The first Dalitz plot analysis of $B^0 \to \eta_c(1S)K^+\pi^-$ decays using the data collected by the LHCb detector is presented. A satisfactory description of the data is obtained when including a contribution representing an exotic $\eta_c(1S) \pi^-$ resonant state. The significance of this exotic resonance, named $Z_c(4100)^-$, is more than three standard deviations, while its mass and width are $4096 \pm 20 ^{+18}_{-22}$ MeV and $152 \pm 58 ^{+60}_{-35}$ MeV, respectively. The spin-parity assignments $J^P=0^+$ and $J^{P}=1^-$ are both consistent with the data.

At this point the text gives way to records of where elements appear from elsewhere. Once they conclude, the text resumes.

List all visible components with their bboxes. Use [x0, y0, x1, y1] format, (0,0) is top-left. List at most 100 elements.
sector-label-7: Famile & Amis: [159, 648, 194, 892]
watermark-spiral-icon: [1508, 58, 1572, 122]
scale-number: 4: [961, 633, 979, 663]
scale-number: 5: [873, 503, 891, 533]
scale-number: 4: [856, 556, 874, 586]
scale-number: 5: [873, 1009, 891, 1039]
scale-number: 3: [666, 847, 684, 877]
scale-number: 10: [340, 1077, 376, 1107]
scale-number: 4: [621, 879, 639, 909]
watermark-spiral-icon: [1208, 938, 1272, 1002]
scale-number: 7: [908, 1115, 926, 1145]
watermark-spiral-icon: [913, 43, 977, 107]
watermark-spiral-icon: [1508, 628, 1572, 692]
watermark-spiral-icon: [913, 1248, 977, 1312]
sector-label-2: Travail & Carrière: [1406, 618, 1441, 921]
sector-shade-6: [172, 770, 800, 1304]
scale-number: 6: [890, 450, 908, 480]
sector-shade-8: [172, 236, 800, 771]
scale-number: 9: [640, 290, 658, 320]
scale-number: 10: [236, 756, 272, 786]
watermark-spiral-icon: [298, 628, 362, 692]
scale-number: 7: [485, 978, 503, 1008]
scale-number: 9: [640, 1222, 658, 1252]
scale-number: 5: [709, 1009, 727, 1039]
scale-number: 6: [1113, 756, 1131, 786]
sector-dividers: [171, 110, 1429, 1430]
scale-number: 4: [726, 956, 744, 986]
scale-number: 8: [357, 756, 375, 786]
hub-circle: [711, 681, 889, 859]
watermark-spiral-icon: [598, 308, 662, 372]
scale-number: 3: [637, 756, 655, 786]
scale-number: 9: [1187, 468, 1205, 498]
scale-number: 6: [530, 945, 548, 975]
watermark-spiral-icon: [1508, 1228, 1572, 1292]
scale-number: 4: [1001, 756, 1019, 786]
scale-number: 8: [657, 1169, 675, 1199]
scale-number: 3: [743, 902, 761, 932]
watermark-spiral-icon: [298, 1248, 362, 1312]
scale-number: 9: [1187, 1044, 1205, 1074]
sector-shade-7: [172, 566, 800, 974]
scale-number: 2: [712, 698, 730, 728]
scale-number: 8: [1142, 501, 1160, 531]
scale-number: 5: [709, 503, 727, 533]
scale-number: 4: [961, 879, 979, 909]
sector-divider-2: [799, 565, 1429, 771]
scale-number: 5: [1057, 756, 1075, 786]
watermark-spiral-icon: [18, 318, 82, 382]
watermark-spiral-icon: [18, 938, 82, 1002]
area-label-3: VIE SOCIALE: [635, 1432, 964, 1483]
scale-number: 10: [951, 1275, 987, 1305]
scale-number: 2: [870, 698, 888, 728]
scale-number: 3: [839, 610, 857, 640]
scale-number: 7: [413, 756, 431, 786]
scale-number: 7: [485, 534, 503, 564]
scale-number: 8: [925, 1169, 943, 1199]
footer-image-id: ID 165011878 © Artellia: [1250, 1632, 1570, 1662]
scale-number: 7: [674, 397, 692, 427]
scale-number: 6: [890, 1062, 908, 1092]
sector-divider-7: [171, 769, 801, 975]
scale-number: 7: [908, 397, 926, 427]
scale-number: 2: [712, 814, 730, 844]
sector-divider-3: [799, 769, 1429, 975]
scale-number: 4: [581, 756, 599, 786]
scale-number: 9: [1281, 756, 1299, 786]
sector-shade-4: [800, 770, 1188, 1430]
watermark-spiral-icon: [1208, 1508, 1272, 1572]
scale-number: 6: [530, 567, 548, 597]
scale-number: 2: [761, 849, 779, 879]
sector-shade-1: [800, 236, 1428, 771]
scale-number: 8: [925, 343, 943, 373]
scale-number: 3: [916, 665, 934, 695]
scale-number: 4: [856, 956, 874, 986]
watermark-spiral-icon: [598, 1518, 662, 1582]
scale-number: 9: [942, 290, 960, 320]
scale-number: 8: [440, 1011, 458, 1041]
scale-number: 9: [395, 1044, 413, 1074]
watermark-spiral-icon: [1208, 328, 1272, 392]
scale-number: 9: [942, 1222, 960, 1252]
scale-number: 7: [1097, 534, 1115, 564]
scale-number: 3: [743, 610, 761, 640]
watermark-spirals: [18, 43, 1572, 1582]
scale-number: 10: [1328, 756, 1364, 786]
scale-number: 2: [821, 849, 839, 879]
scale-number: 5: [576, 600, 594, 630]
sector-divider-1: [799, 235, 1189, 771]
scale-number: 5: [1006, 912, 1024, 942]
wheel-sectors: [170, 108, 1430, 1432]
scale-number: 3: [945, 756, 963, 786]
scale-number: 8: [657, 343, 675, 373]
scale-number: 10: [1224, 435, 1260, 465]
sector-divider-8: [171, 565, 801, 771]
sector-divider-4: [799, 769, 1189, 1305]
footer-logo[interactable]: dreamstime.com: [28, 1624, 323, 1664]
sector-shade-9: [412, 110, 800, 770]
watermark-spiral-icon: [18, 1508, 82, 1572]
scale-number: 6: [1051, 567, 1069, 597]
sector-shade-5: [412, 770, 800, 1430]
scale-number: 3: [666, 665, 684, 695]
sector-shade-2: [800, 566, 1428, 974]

In addition, the first measurement of the $B^0 \to \eta_c(1S)K^+\pi^-$ branching fraction is performed and gives $\displaystyle \mathcal{B}(B^0 \to \eta_c(1S)K^+\pi^-) = (5.73 \pm 0.24 \pm 0.13 \pm 0.66) \times 10^{-4}$, where the first uncertainty is statistical, the second systematic, and the third is due to limited knowledge of external branching fractions. In order to increase the potential of discovery in indirect searches for New Physics in the heavy-flavour sector, the LHCb experiment will undergo a major upgrade in 2019-2020, allowing the detector to operate with a five-fold increase in the instantaneous luminosity. Innovative data acquisition and trigger systems will be implemented, and a brand-new LHCb detector will be installed. The RICH detectors, being of crucial importance in the analyses performed by the LHCb collaboration, will be redesigned, with new photon detectors and front-end electronics. The development, test and characterisation of the the prototypes for the opto-electronics chain of the RICH upgrade, are reported. The development of the prototype of the Experiment Control System and of the Inventory, Bookkeeping and Connectivity database for the RICH upgrade are presented.